In December in Europe and April in the U.S. comes the Audi e-tron, an all-electric SUV with roughly the same estimated EPA range as the 237-mile base Model X but with a much nicer interior and a price that’s over $9000 lower before the Audi’s tax credit advantage. When the Audi arrives in the U.S. it will receive a tax credit that’s $3750 better than Tesla’s, thus stretching its price advantage to almost $13,000, and that advantage will grow to almost $15,000 in July when Tesla’s credit is reduced to just $1875 vs the full $7500 for the Audi. Then two more stunning electric Audis will follow the e-tron, in late-2019 & late 2020.
The Mercedes EQC all-electric SUV will be available in Europe in mid-2019 and in the U.S. in early 2020, with an EPA range nearly that of the base Tesla Model X (an estimated 225 miles vs. 237 for the Tesla) at a cost that’s approximately $26,000 less, as the Mercedes will sticker at around $65,000 and get a full $7500 tax credit while the Model X starts at $84,000 and will get no tax credit when the Mercedes arrives. (As an aside, by 2022 Mercedes will have ten fully electric models, covering nearly all its model lines.)
Although the Model X is larger than the Mercedes and Audi (and has optional third row seating and for $99,500 can take its range up to 295 miles), it had previously been the only luxury electric SUV, leaving buyers with no choice in that category. Now there are alternatives for those who prefer a smaller, easier-to-park vehicle with a much nicer interior and vastly better service facilities, as well as more practical doors than the Tesla’s oft-malfunctioning “falcon wings” (which prevent the ability to mount a rooftop storage unit, something both the Mercedes and Audi can do). I thus expect buyers will flee en masse from the “X” to the nicer and much less expensive Audi and Mercedes, while the Jaguar—more of a crossover than an SUV—will provide terrific competition for both the Model X and the Model S.

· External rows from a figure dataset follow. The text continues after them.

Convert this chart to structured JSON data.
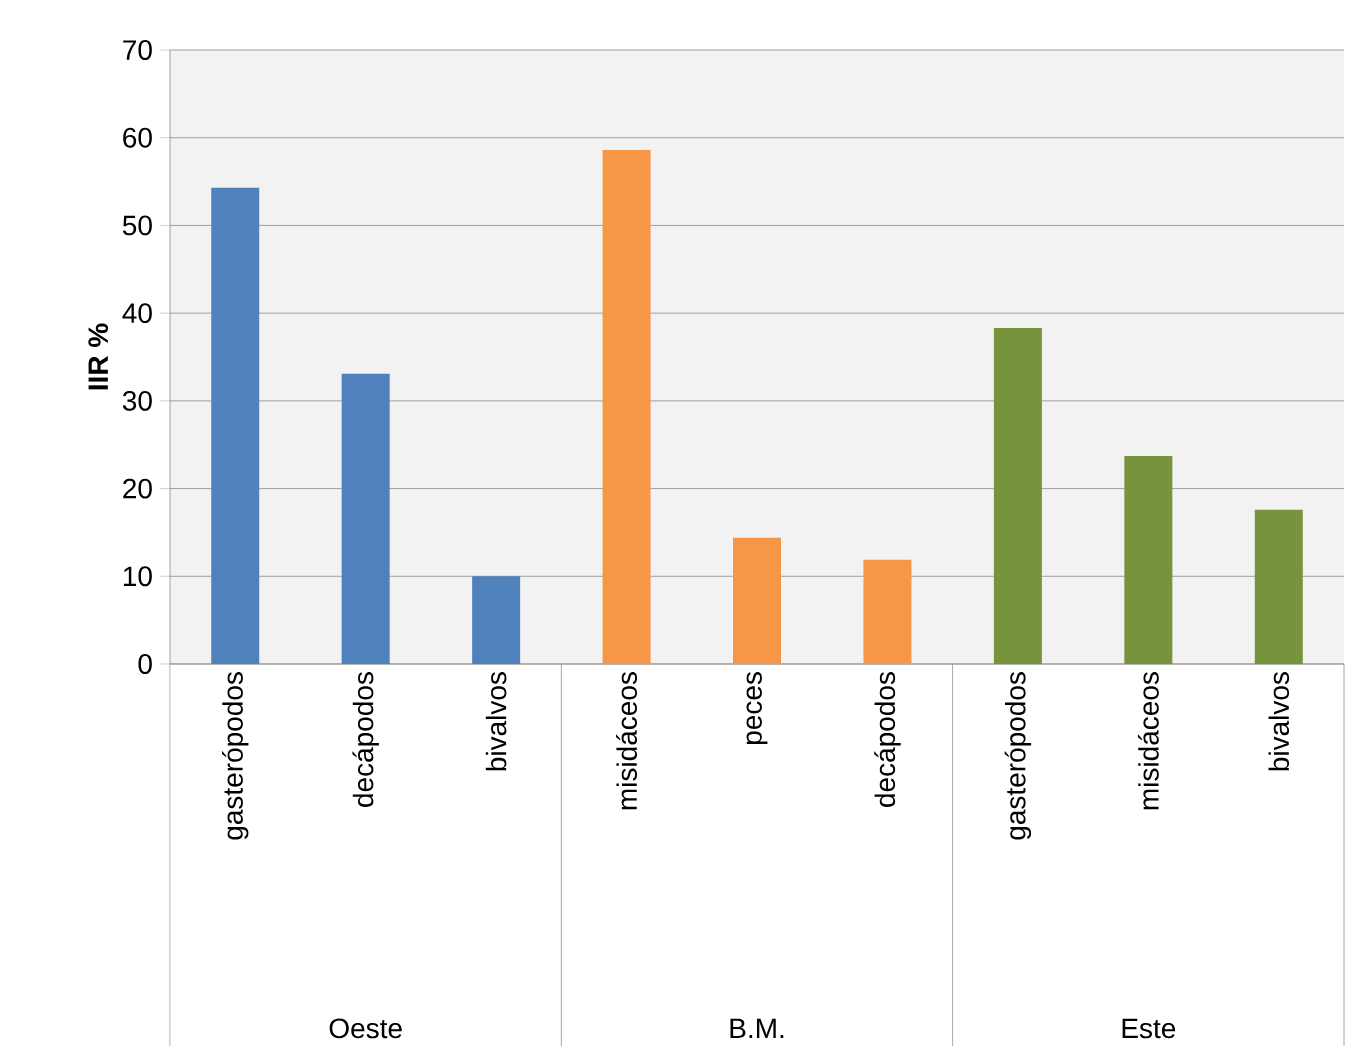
{
  "chart_data": {
    "type": "bar",
    "ylabel": "IIR %",
    "categories": [
      "gasterópodos",
      "decápodos",
      "bivalvos",
      "misidáceos",
      "peces",
      "decápodos",
      "gasterópodos",
      "misidáceos",
      "bivalvos"
    ],
    "series": [
      {
        "color": "#4f81bd",
        "values": [
          54.3,
          33.1,
          10.0,
          null,
          null,
          null,
          null,
          null,
          null
        ]
      },
      {
        "color": "#f79646",
        "values": [
          null,
          null,
          null,
          58.6,
          14.4,
          11.9,
          null,
          null,
          null
        ]
      },
      {
        "color": "#77933c",
        "values": [
          null,
          null,
          null,
          null,
          null,
          null,
          38.3,
          23.7,
          17.6
        ]
      }
    ],
    "annotations": [
      "Oeste",
      "B.M.",
      "Este"
    ],
    "ylim": [
      0,
      70
    ],
    "yticks": [
      0,
      10,
      20,
      30,
      40,
      50,
      60,
      70
    ],
    "grid": "y"
  }
}
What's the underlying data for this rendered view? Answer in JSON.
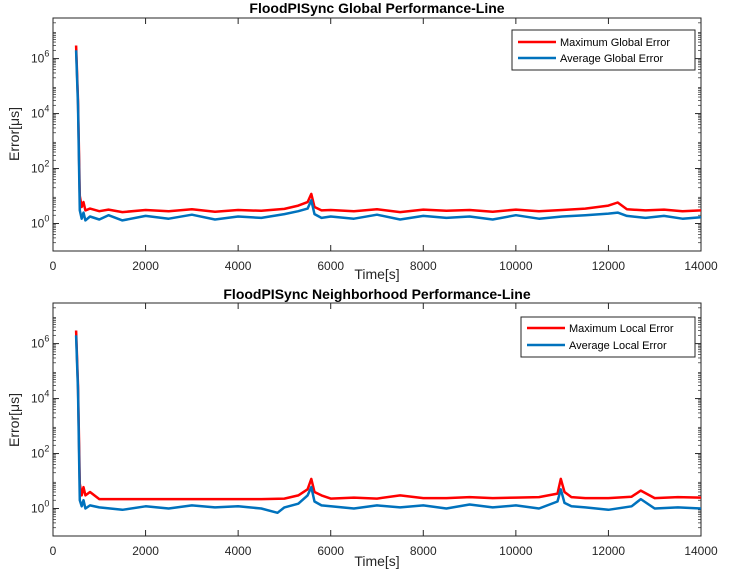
{
  "chart_data": [
    {
      "type": "line",
      "title": "FloodPISync Global Performance-Line",
      "xlabel": "Time[s]",
      "ylabel": "Error[μs]",
      "yscale": "log",
      "xlim": [
        0,
        14000
      ],
      "ylim": [
        0.1,
        30000000
      ],
      "grid": false,
      "legend_position": "top-right",
      "xticks": [
        0,
        2000,
        4000,
        6000,
        8000,
        10000,
        12000,
        14000
      ],
      "ytick_exponents": [
        0,
        2,
        4,
        6
      ],
      "colors": {
        "max": "#FF0000",
        "avg": "#0072BD"
      },
      "series": [
        {
          "name": "Maximum Global Error",
          "x": [
            500,
            540,
            580,
            620,
            660,
            700,
            800,
            1000,
            1200,
            1500,
            2000,
            2500,
            3000,
            3500,
            4000,
            4500,
            5000,
            5300,
            5500,
            5580,
            5650,
            5800,
            6000,
            6500,
            7000,
            7500,
            8000,
            8500,
            9000,
            9500,
            10000,
            10500,
            11000,
            11500,
            12000,
            12200,
            12400,
            12800,
            13200,
            13600,
            14000
          ],
          "values": [
            3000000,
            30000,
            10,
            4,
            6,
            3,
            3.5,
            2.8,
            3.2,
            2.6,
            3.1,
            2.8,
            3.3,
            2.7,
            3.1,
            2.9,
            3.4,
            4.5,
            6,
            12,
            4,
            3,
            3.1,
            2.8,
            3.3,
            2.6,
            3.2,
            2.9,
            3.1,
            2.7,
            3.2,
            2.8,
            3.1,
            3.5,
            4.5,
            5.8,
            3.3,
            3.0,
            3.2,
            2.8,
            3.0
          ]
        },
        {
          "name": "Average Global Error",
          "x": [
            500,
            540,
            580,
            620,
            660,
            700,
            800,
            1000,
            1200,
            1500,
            2000,
            2500,
            3000,
            3500,
            4000,
            4500,
            5000,
            5300,
            5500,
            5580,
            5650,
            5800,
            6000,
            6500,
            7000,
            7500,
            8000,
            8500,
            9000,
            9500,
            10000,
            10500,
            11000,
            11500,
            12000,
            12200,
            12400,
            12800,
            13200,
            13600,
            14000
          ],
          "values": [
            2000000,
            20000,
            3,
            1.5,
            2.5,
            1.3,
            1.8,
            1.4,
            2.0,
            1.3,
            1.9,
            1.5,
            2.1,
            1.4,
            1.8,
            1.6,
            2.2,
            2.8,
            3.5,
            7,
            2.2,
            1.6,
            1.8,
            1.5,
            2.1,
            1.4,
            1.9,
            1.6,
            1.8,
            1.4,
            2.0,
            1.5,
            1.8,
            2.0,
            2.3,
            2.5,
            1.9,
            1.6,
            1.9,
            1.5,
            1.7
          ]
        }
      ]
    },
    {
      "type": "line",
      "title": "FloodPISync Neighborhood Performance-Line",
      "xlabel": "Time[s]",
      "ylabel": "Error[μs]",
      "yscale": "log",
      "xlim": [
        0,
        14000
      ],
      "ylim": [
        0.1,
        30000000
      ],
      "grid": false,
      "legend_position": "top-right",
      "xticks": [
        0,
        2000,
        4000,
        6000,
        8000,
        10000,
        12000,
        14000
      ],
      "ytick_exponents": [
        0,
        2,
        4,
        6
      ],
      "colors": {
        "max": "#FF0000",
        "avg": "#0072BD"
      },
      "series": [
        {
          "name": "Maximum Local Error",
          "x": [
            500,
            540,
            580,
            620,
            660,
            700,
            800,
            1000,
            1500,
            2000,
            2500,
            3000,
            3500,
            4000,
            4500,
            5000,
            5300,
            5500,
            5580,
            5650,
            5800,
            6000,
            6500,
            7000,
            7500,
            8000,
            8500,
            9000,
            9500,
            10000,
            10500,
            10900,
            10970,
            11050,
            11200,
            11500,
            12000,
            12500,
            12700,
            13000,
            13500,
            14000
          ],
          "values": [
            3000000,
            30000,
            8,
            3,
            6,
            3,
            4,
            2.2,
            2.2,
            2.2,
            2.2,
            2.2,
            2.2,
            2.2,
            2.2,
            2.3,
            3,
            5,
            12,
            4,
            3,
            2.3,
            2.5,
            2.3,
            3,
            2.4,
            2.4,
            2.6,
            2.4,
            2.5,
            2.6,
            3.5,
            12,
            4,
            2.6,
            2.4,
            2.4,
            2.7,
            4.5,
            2.4,
            2.6,
            2.5
          ]
        },
        {
          "name": "Average Local Error",
          "x": [
            500,
            540,
            580,
            620,
            660,
            700,
            800,
            1000,
            1500,
            2000,
            2500,
            3000,
            3500,
            4000,
            4500,
            4850,
            5000,
            5300,
            5500,
            5580,
            5650,
            5800,
            6000,
            6500,
            7000,
            7500,
            8000,
            8500,
            9000,
            9500,
            10000,
            10500,
            10900,
            10970,
            11050,
            11200,
            11500,
            12000,
            12500,
            12700,
            13000,
            13500,
            14000
          ],
          "values": [
            2000000,
            20000,
            2,
            1.2,
            2,
            1,
            1.3,
            1.1,
            0.9,
            1.2,
            1.0,
            1.3,
            1.1,
            1.2,
            1.0,
            0.7,
            1.1,
            1.5,
            3,
            6,
            1.8,
            1.3,
            1.2,
            1.0,
            1.3,
            1.1,
            1.3,
            1.0,
            1.4,
            1.1,
            1.3,
            1.0,
            1.8,
            5,
            1.6,
            1.2,
            1.1,
            0.9,
            1.2,
            2.2,
            1.0,
            1.1,
            1.0
          ]
        }
      ]
    }
  ]
}
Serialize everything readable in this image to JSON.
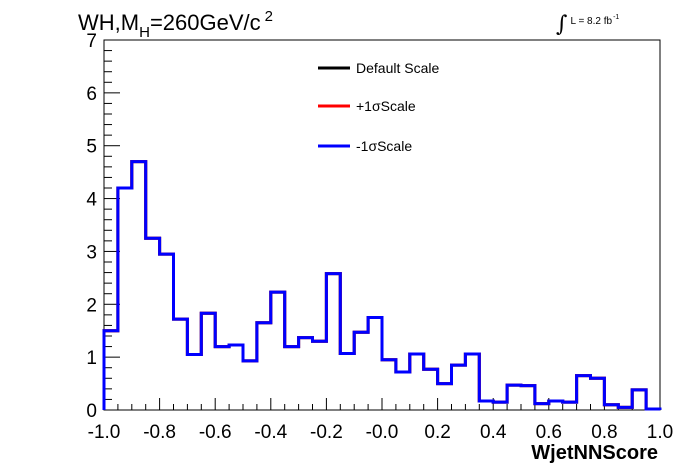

Meanwhile Tesla continues to downsize its SolarCity division while a civil securities fraud case accusing Musk of using Tesla to bail out his (and his family’s) interests there proceeds; earlier this year Zero Hedge included an excellent summary of the suit by Twitter user @TeslaCharts in this story about SolarCity’s latest retrenchment which will undoubtedly help fuel that fraud case, as will this later story describing how Tesla sales people have no idea when the solar tiles or PowerWalls used to justify that merger will ever be available. (Remember that when Musk was promoting that merger he used fake solar tiles on a fake house at a movie studio… How appropriate!)
So in summary, Tesla is losing a massive amount of money even before it faces a huge onslaught of competition (and things will only get worse once it does), while its market cap tops that of Ford and GM’s despite selling approximately 300,000 cars a year while Ford and GM make billions of dollars selling 6 million and 9 million cars respectively. Thus this cash-burning Musk vanity project is worth vastly less than its roughly $70 billion enterprise value and—thanks to its roughly $31 billion in debt and purchase obligations—may eventually be worth “zero.”